Veggies (use whatever sounds good to you! But I typically use…):

2 med carrots, sliced into sticks

1 large zucchini, sliced into sticks

½ red onion, sliced thinly

4 green onions, light green and dark green parts

2 eggs

1 c rice



Whisk sauce ingredients together in small bowl and set aside.



Scramble eggs and prepare one cup of dry rice (which will make 2 servings once cooked. I use quick white rice, but I’m sure this would be yummy with brown rice, too). Set eggs and rice aside.



Working in batches, stir fry the veggies over medium high heat (I use “7” setting) in about ½ tablespoon of veggie oil. I typically start with the carrots, which take the longest to cook, and do the red onions last. Once one veggie is done (tender with some brown spots), remove it to a bowl and continue with the next one, adding more oil as needed. Don’t overcook! Nothing is worse than mushy vegetables.

See? Brown spots.

Add the green onions at the last minute, so they warm up but don’t cook much.
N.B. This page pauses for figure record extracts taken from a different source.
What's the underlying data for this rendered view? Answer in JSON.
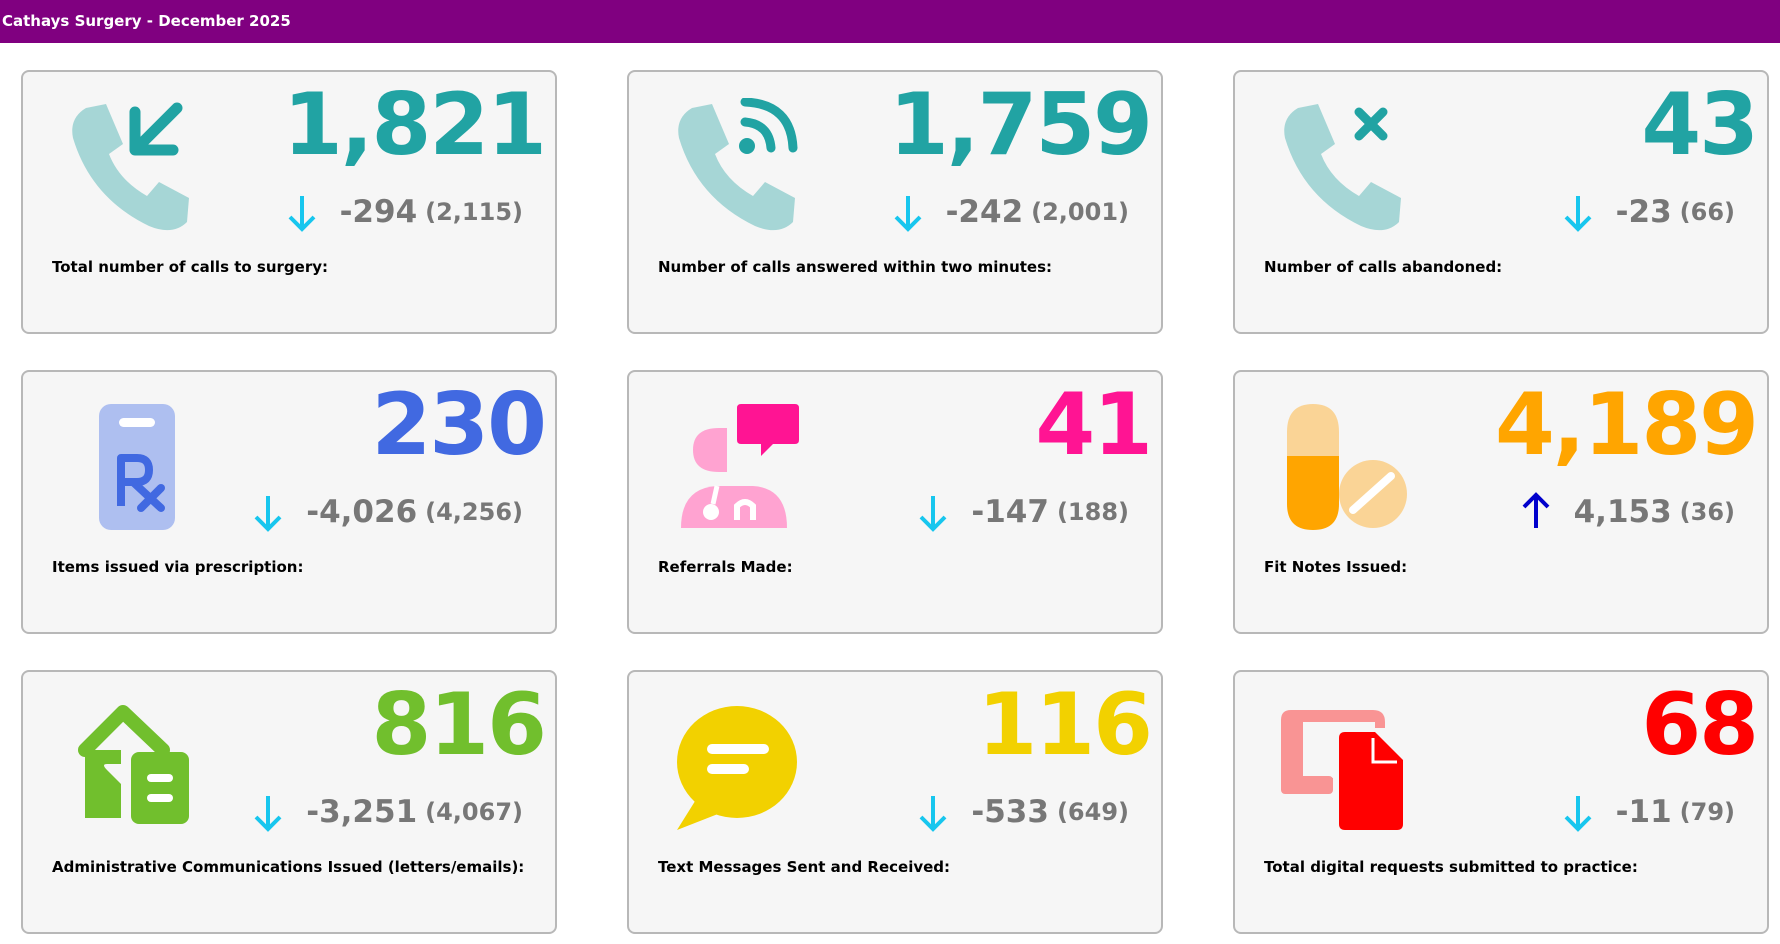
{
  "header": {
    "title": "Cathays Surgery - December 2025"
  },
  "colors": {
    "header_bg": "#800080",
    "teal": "#21a3a3",
    "teal_light": "#a6d6d6",
    "blue": "#4169e1",
    "blue_light": "#aebff0",
    "pink": "#ff1493",
    "pink_light": "#ffa3d1",
    "orange": "#ffa500",
    "orange_light": "#fad496",
    "green": "#71bf2d",
    "yellow": "#f2d100",
    "red": "#ff0000",
    "red_light": "#f99494",
    "arrow_down": "#17c6ee",
    "arrow_up": "#0000cc",
    "delta_text": "#777777"
  },
  "cards": [
    {
      "icon": "phone-incoming-icon",
      "value": "1,821",
      "trend": "down",
      "delta": "-294",
      "previous": "(2,115)",
      "label": "Total number of calls to surgery:"
    },
    {
      "icon": "phone-wifi-icon",
      "value": "1,759",
      "trend": "down",
      "delta": "-242",
      "previous": "(2,001)",
      "label": "Number of calls answered within two minutes:"
    },
    {
      "icon": "phone-cross-icon",
      "value": "43",
      "trend": "down",
      "delta": "-23",
      "previous": "(66)",
      "label": "Number of calls abandoned:"
    },
    {
      "icon": "prescription-clipboard-icon",
      "value": "230",
      "trend": "down",
      "delta": "-4,026",
      "previous": "(4,256)",
      "label": "Items issued via prescription:"
    },
    {
      "icon": "doctor-speech-icon",
      "value": "41",
      "trend": "down",
      "delta": "-147",
      "previous": "(188)",
      "label": "Referrals Made:"
    },
    {
      "icon": "pills-icon",
      "value": "4,189",
      "trend": "up",
      "delta": "4,153",
      "previous": "(36)",
      "label": "Fit Notes Issued:"
    },
    {
      "icon": "house-letter-icon",
      "value": "816",
      "trend": "down",
      "delta": "-3,251",
      "previous": "(4,067)",
      "label": "Administrative Communications Issued (letters/emails):"
    },
    {
      "icon": "chat-bubble-icon",
      "value": "116",
      "trend": "down",
      "delta": "-533",
      "previous": "(649)",
      "label": "Text Messages Sent and Received:"
    },
    {
      "icon": "digital-document-icon",
      "value": "68",
      "trend": "down",
      "delta": "-11",
      "previous": "(79)",
      "label": "Total digital requests submitted to practice:"
    }
  ]
}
Add all the veggies, the rice, the eggs and all the sauce to the stir fry pan. Fold together gently.

Top individual servings with Sriracha. Don’t be a baby – a little spice is nice. Chopped cilantro is also delicious and adds even more color to this pretty bowl.

Don’t eat the whole thing, no matter how good it is. Your belly will hurt. I speak from experience here.